Der Vorfall stehe in keinem Zusammenhang mit der Produktqualität, betonte Hipp am Montag. «Es handelt sich um eine kriminelle externe Manipulation außerhalb unseres Einflussbereiches in den genannten drei Märkten. Wir haben keine Kenntnis von weiteren Manipulationen.»

Die österreichische Agentur für Gesundheit und Ernährungssicherheit (Ages) hatte am Samstag von einem mutmaßlichen Erpressungsversuch geschrieben. Sie strich diesen Hinweis später aus ihrer Pressemitteilung. 

Gutachten soll Dosis von Rattengift bestimmen

Die Staatsanwaltschaft in Österreich ermittelt nach eigenen Aussagen wegen «vorsätzlicher Gemeingefährdung». Laut einem vorläufigen toxikologischen Gutachten sei Rattengift im sichergestellten Glas festgestellt worden. Nun erfolge eine genauere Untersuchung. Dabei werde es um die Dosis gehen und wie gefährlich das Rattengift beim Verzehr gewesen wäre, so eine Sprecherin der Staatsanwaltschaft Burgenland.

Laut Polizei wären manipulierte Gläser an einem beschädigten Deckel oder am Fehlen des Plopp-Lautes beim Öffnen zu erkennen. Zudem sollen die manipulierten Gläser einen weißen Aufkleber mit rotem Ring am Glasboden haben.

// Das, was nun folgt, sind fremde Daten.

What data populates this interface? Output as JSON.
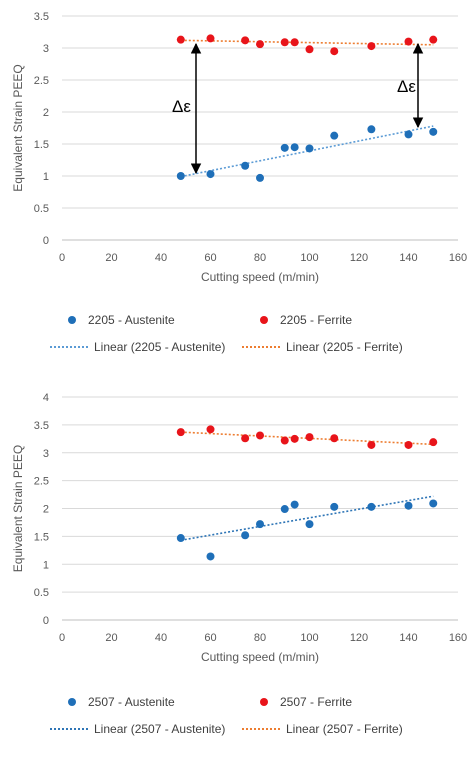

Bei Auffälligkeiten an den Babykost-Gläschen sollte der Inhalt nicht verzehrt und umgehend die Polizei verständigt werden, hieß es. Insbesondere sei beim Öffnen des Glases auf das sogenannte Knack-Geräusch zu achten. Sollte dieses fehlen, könne eine Beschädigung oder Manipulation vorliegen, warnten die Ermittler. 

Auch Tschechien und Slowakei betroffen

Produkte und Vertriebswege in Deutschland oder anderen europäischen Ländern, die nicht Bestandteil der Ermittlungen sind, seien nicht betroffen, sagte am Wochenende Hipp-Sprecher Clemens Preysing der Deutschen Presse-Agentur.

Er bestätigte, dass außer in Österreich mit Rattengift verseuchte manipulierte Gläschen auch in Tschechien und der Slowakei aufgetaucht seien. Die Handelspartner in Tschechien und der Slowakei hätten vorsorglich alle Hipp-Gläschen aus dem Verkauf genommen, sagte der Hipp-Sprecher.

Mehrfach waren in der Vergangenheit namhafte Unternehmen Ziel von Erpressungsversuchen mit vergifteten Lebensmitteln geworden. Nicht zum ersten Mal ist Babynahrung das Ziel.